The job was cake. Literally, cake. We had so many fucking cakes over the years. Like, hey, it’s Masa’s son’s birthday. Let’s all have a Japanese cake together at the office even though the son is at home with his mom. Japanese people love cake. Fifteen years learning the language and I never had any clue.

So much memorable shit happened during this job. Here’s a few of the things they paid me to do:

-Sit at a bar and pound cocktails non-stop to appease the bartender who was seemingly upset with our cameras and shit all over the restaurant (she wasn’t even mad!)

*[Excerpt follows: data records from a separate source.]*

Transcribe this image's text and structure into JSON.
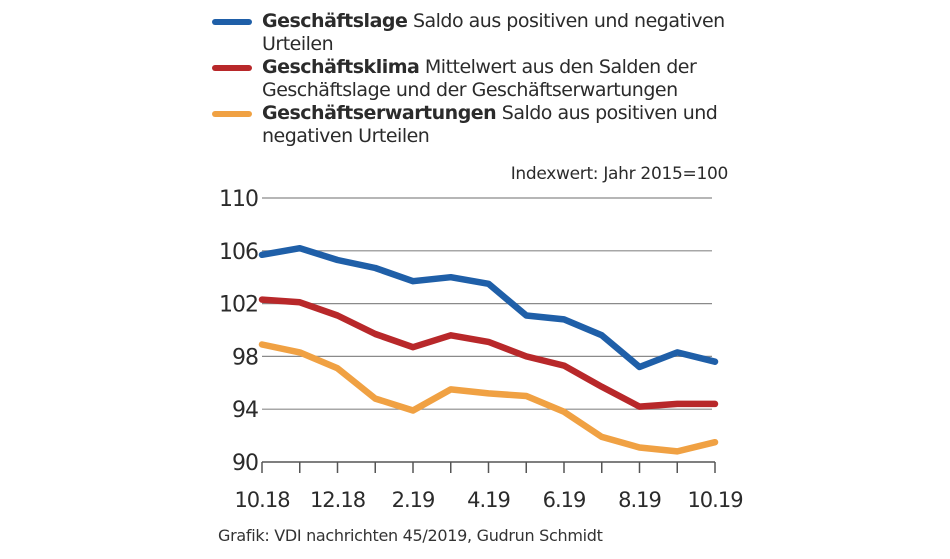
{
  "chart_data": {
    "type": "line",
    "title": "",
    "unit_note": "Indexwert: Jahr 2015=100",
    "source": "Grafik: VDI nachrichten 45/2019, Gudrun Schmidt",
    "xlabel": "",
    "ylabel": "",
    "ylim": [
      90,
      110
    ],
    "yticks": [
      110,
      106,
      102,
      98,
      94,
      90
    ],
    "x": [
      "10.18",
      "11.18",
      "12.18",
      "1.19",
      "2.19",
      "3.19",
      "4.19",
      "5.19",
      "6.19",
      "7.19",
      "8.19",
      "9.19",
      "10.19"
    ],
    "xtick_labels": [
      {
        "index": 0,
        "label": "10.18"
      },
      {
        "index": 2,
        "label": "12.18"
      },
      {
        "index": 4,
        "label": "2.19"
      },
      {
        "index": 6,
        "label": "4.19"
      },
      {
        "index": 8,
        "label": "6.19"
      },
      {
        "index": 10,
        "label": "8.19"
      },
      {
        "index": 12,
        "label": "10.19"
      }
    ],
    "grid": true,
    "legend_position": "top",
    "series": [
      {
        "name": "Geschäftslage",
        "description": "Saldo aus positiven und negativen Urteilen",
        "color": "#1f5fa8",
        "values": [
          105.7,
          106.2,
          105.3,
          104.7,
          103.7,
          104.0,
          103.5,
          101.1,
          100.8,
          99.6,
          97.2,
          98.3,
          97.6
        ]
      },
      {
        "name": "Geschäftsklima",
        "description": "Mittelwert aus den Salden der Geschäftslage und der Geschäftserwartungen",
        "color": "#b8282a",
        "values": [
          102.3,
          102.1,
          101.1,
          99.7,
          98.7,
          99.6,
          99.1,
          98.0,
          97.3,
          95.7,
          94.2,
          94.4,
          94.4
        ]
      },
      {
        "name": "Geschäftserwartungen",
        "description": "Saldo aus positiven und negativen Urteilen",
        "color": "#f0a143",
        "values": [
          98.9,
          98.3,
          97.1,
          94.8,
          93.9,
          95.5,
          95.2,
          95.0,
          93.8,
          91.9,
          91.1,
          90.8,
          91.5
        ]
      }
    ]
  }
}
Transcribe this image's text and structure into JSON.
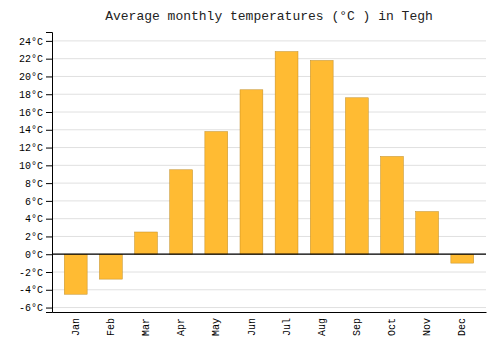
{
  "chart_data": {
    "type": "bar",
    "title": "Average monthly temperatures (°C ) in Tegh",
    "categories": [
      "Jan",
      "Feb",
      "Mar",
      "Apr",
      "May",
      "Jun",
      "Jul",
      "Aug",
      "Sep",
      "Oct",
      "Nov",
      "Dec"
    ],
    "values": [
      -4.5,
      -2.8,
      2.5,
      9.5,
      13.8,
      18.5,
      22.8,
      21.8,
      17.6,
      11.0,
      4.8,
      -1.0
    ],
    "color": "#FFBB33",
    "ylim": [
      -6.5,
      25
    ],
    "yticks": [
      {
        "value": -6,
        "label": "-6°C"
      },
      {
        "value": -4,
        "label": "-4°C"
      },
      {
        "value": -2,
        "label": "-2°C"
      },
      {
        "value": 0,
        "label": "0°C"
      },
      {
        "value": 2,
        "label": "2°C"
      },
      {
        "value": 4,
        "label": "4°C"
      },
      {
        "value": 6,
        "label": "6°C"
      },
      {
        "value": 8,
        "label": "8°C"
      },
      {
        "value": 10,
        "label": "10°C"
      },
      {
        "value": 12,
        "label": "12°C"
      },
      {
        "value": 14,
        "label": "14°C"
      },
      {
        "value": 16,
        "label": "16°C"
      },
      {
        "value": 18,
        "label": "18°C"
      },
      {
        "value": 20,
        "label": "20°C"
      },
      {
        "value": 22,
        "label": "22°C"
      },
      {
        "value": 24,
        "label": "24°C"
      }
    ],
    "grid": true
  }
}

-Interview various people, in various languages, including a doctor in Guatemala telling me about the hundreds of people who just died in a volcano eruption and how they were recovering the victims bodies in little fragments of stone. Or the Mexican mayoral candidate in Guanajuato, whose husband (the original candidate) was just assassinated two weeks ago but she chose to run in his stead with just days left in the election, no political experience, and WON

-Going to my childhood dream destination, E3 (the biggest video game convention in the world) and playing video games and cutting lines to play games because I had a Japanese PRESS PASS

-Using that same press pass to cheat the law, access places off-limits to everyone except medical personnel, and drive in the “can’t-drive-in-this-lane” lane to circumvent traffic

-Getting various phone calls from my boss while I was high or drunk and him giving me an assignment to do, in a very impaired state, that would be displayed to millions of people on national TV in Japan leaving NO ROOM FOR FUCKUPS

-Making a huge FUCKUP when I reported that LA had changed Columbus Day to “Indigenous People’s Day” and they had not in fact done that, and realizing this only as the story was airing all over Japan. And then the reporter’s subsequent explosion and him expressing his intent to annihilate me

-The countless dangerous situations I would find myself in. Like standing smack dab in the middle of the Berkley police and the Antifa anarchists, who were throwing paint bombs and smoke grenades at the police and begging for retaliation. And on top of an active volcano that had just erupted twice. And in Mexico’s most deadly state to be a journalist, AS a journalist, doing a story ABOUT dead journalists. And choking on smoke and chasing fires as they ravaged through mountains and swallowed up houses. And in a room with John “don’t taze me bro!” Kerry.

There’s a ton more. I’m sure you’ve read about the others. “Getting scammed by Guatemalan hookers” comes to mind (link here: http://explicitexploits.com/volcan-de-fuego/ ). But yes… it was a job that filled me with memories, and it filled me with warmth being able to talk to people and share their stories with the world. Through the bad and the good. News is an interesting business, and making news stories for the national broadcaster of Japan never had a dull moment. So I guess I should say to those guys, arigato.

And that’s it: my experience in Los Angeles. I consider LA the best overall city in the US and I think it’s a place that has something for everyone. Except fans of good pizza. Thanks for reading.